In Denver, which Biden won by 62 percentage points, 72 percent of the population is fully vaccinated. In nearby Elbert County, which Trump won by 50 points, only 36 percent have gotten both doses.

There are similar patterns from Tennessee to Kansas to California — “blue" counties with high vaccination rates near "red" counties with the opposite.

The unfortunate reality is that the pandemic has become politicized, and this year the holiday season seems to be primed to show the impacts of the politicization as we emerge from our political bubbles and interact.

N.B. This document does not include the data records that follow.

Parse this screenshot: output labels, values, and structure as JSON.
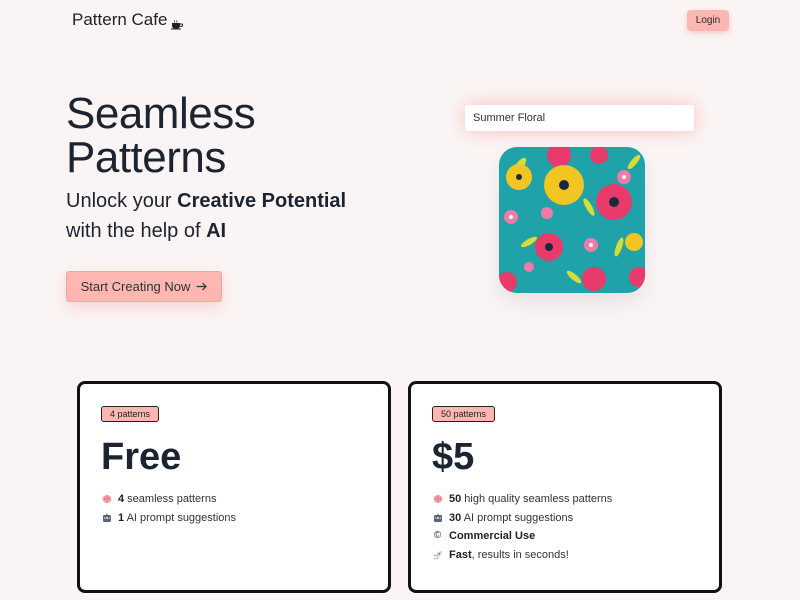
{
  "brand": {
    "name": "Pattern Cafe",
    "icon": "coffee-cup-icon"
  },
  "header": {
    "login_label": "Login"
  },
  "hero": {
    "title_line1": "Seamless",
    "title_line2": "Patterns",
    "sub_pre1": "Unlock your ",
    "sub_bold1": "Creative Potential",
    "sub_pre2": "with the help of ",
    "sub_bold2": "AI",
    "cta_label": "Start Creating Now",
    "cta_icon": "arrow-right-icon",
    "prompt_value": "Summer Floral",
    "pattern_image": "summer-floral-pattern"
  },
  "plans": {
    "free": {
      "badge": "4 patterns",
      "price": "Free",
      "features": [
        {
          "icon": "brain-icon",
          "bold": "4",
          "text": " seamless patterns"
        },
        {
          "icon": "robot-icon",
          "bold": "1",
          "text": " AI prompt suggestions"
        }
      ]
    },
    "paid": {
      "badge": "50 patterns",
      "price": "$5",
      "features": [
        {
          "icon": "brain-icon",
          "bold": "50",
          "text": " high quality seamless patterns"
        },
        {
          "icon": "robot-icon",
          "bold": "30",
          "text": " AI prompt suggestions"
        },
        {
          "icon": "copyright-icon",
          "bold": "Commercial Use",
          "text": ""
        },
        {
          "icon": "rocket-icon",
          "bold": "Fast",
          "text": ", results in seconds!"
        }
      ]
    }
  },
  "colors": {
    "accent": "#fdb6b2",
    "background": "#faf5f4",
    "pattern_bg": "#1fa3a8"
  }
}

The American Communities Project recently found that urban areas that are more likely to vote Democratic are also more likely to have higher percentages of people who are fully vaccinated. But even the bluest highly vaccinated cities are connected by highways that run through very red low-vaccinated areas.

In short, even if you are vaccinated and visiting people who are vaccinated, the airports and the rest stops and the restaurants along the way are likely to be filled with cross-sections of people holding different beliefs about politics and the virus that has disrupted life.

It's all a reminder that no political bubble is airtight. We may increasingly live near and socialize with people who share our views, but the fates of red and blue America are more tightly intertwined than either side probably wants to admit.

CORRECTION (Nov. 28, 2021, 10:15 p.m. ET): A previous version of this article misspelled the name of a county in North Carolina. It is Mecklenburg County, not Mecklenberg.